Second Digit Test (7 — Immersion)

  • Enclosure submerged in a freshwater tank at 15-25°C.
  • Positioning: top of the enclosure at least 150mm below the water surface; bottom of the enclosure no more than 1000mm deep (1m).
  • Duration: 30 minutes.
  • Post-test: the enclosure is removed, dried externally, opened, and inspected. No harmful quantity of water may be inside, and electrical insulation resistance must remain within spec.

IEC 60529 defines "harmful quantity" loosely — the manufacturer interprets whether internal water would impair safety or function. In practice, Type-test certificates from labs like BSI, LCIE, TÜV, Intertek, or UL require ZERO visible water inside for passing IPX7 on electrical equipment carrying mains voltage.

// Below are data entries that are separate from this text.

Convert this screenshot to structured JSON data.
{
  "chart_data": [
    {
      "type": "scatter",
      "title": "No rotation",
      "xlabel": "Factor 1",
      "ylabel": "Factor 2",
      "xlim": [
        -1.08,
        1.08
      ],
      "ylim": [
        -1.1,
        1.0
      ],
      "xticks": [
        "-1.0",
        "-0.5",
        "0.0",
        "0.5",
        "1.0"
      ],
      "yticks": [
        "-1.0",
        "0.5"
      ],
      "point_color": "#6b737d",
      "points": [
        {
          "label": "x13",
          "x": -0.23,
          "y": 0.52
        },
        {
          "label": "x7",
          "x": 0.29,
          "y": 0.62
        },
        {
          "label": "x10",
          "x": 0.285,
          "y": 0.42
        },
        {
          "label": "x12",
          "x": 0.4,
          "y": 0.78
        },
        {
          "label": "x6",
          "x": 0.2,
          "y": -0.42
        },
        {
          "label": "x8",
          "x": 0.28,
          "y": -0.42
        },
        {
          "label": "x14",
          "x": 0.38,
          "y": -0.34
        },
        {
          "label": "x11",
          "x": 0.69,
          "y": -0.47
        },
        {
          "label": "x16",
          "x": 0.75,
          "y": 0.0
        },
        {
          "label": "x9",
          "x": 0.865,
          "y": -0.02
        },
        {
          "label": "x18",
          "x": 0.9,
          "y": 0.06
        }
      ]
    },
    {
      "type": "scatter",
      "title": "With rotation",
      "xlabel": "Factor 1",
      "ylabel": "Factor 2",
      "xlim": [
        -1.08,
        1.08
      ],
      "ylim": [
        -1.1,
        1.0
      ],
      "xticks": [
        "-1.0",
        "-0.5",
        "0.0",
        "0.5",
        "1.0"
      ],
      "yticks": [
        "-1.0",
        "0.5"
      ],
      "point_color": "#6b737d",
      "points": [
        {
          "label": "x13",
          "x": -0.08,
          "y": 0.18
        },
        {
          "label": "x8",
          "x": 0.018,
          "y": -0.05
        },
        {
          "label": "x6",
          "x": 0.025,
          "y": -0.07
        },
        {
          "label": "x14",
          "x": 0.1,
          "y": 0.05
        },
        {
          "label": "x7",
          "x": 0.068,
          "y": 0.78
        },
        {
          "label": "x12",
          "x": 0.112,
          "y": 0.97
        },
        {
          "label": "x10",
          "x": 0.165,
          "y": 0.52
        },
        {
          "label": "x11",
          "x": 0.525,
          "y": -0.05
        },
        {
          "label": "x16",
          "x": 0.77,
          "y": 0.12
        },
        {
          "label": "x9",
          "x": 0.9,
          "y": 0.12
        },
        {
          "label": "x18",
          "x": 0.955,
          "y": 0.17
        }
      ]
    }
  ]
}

Common IP67 Specification Mistakes

  • Assuming IP67 means "waterproof forever." IP67 is tested for 30 minutes at 1m; permanent submersion needs IP68 with manufacturer-stated depth and duration.
  • Not dual-rating for jet exposure. IP67-only enclosures can leak under high-pressure hose/cleaning jets. For kitchens, car washes, and jet-cleaned environments, specify IP66/IP67 or IP69K.
  • Ignoring seal degradation. IP67 depends on gaskets that UV-degrade, compress, and crack over time (typically 5-10 years for neoprene, 15+ years for silicone). A 10-year-old "IP67" enclosure may effectively be IP54 or worse in the field.
  • Using IP67 cable glands on IP65 enclosures (and vice versa). The whole assembly must match the lowest component rating. An IP67 enclosure with IP54 glands is only IP54 in practice.
  • Confusing IP67 with IPX7. IP67 specifies both dust (6) and water (7) protection. IPX7 leaves the dust rating undefined — theoretically anything from 0 to 6. For UK electrical work, specify the full IP67 rating.
  • Over-specifying for cost. Not every outdoor fixture needs IP67. A wall-mounted porch light protected by an eave is fine at IP44. Paying for IP67 unnecessarily adds 25-50% to the fitting cost with no benefit.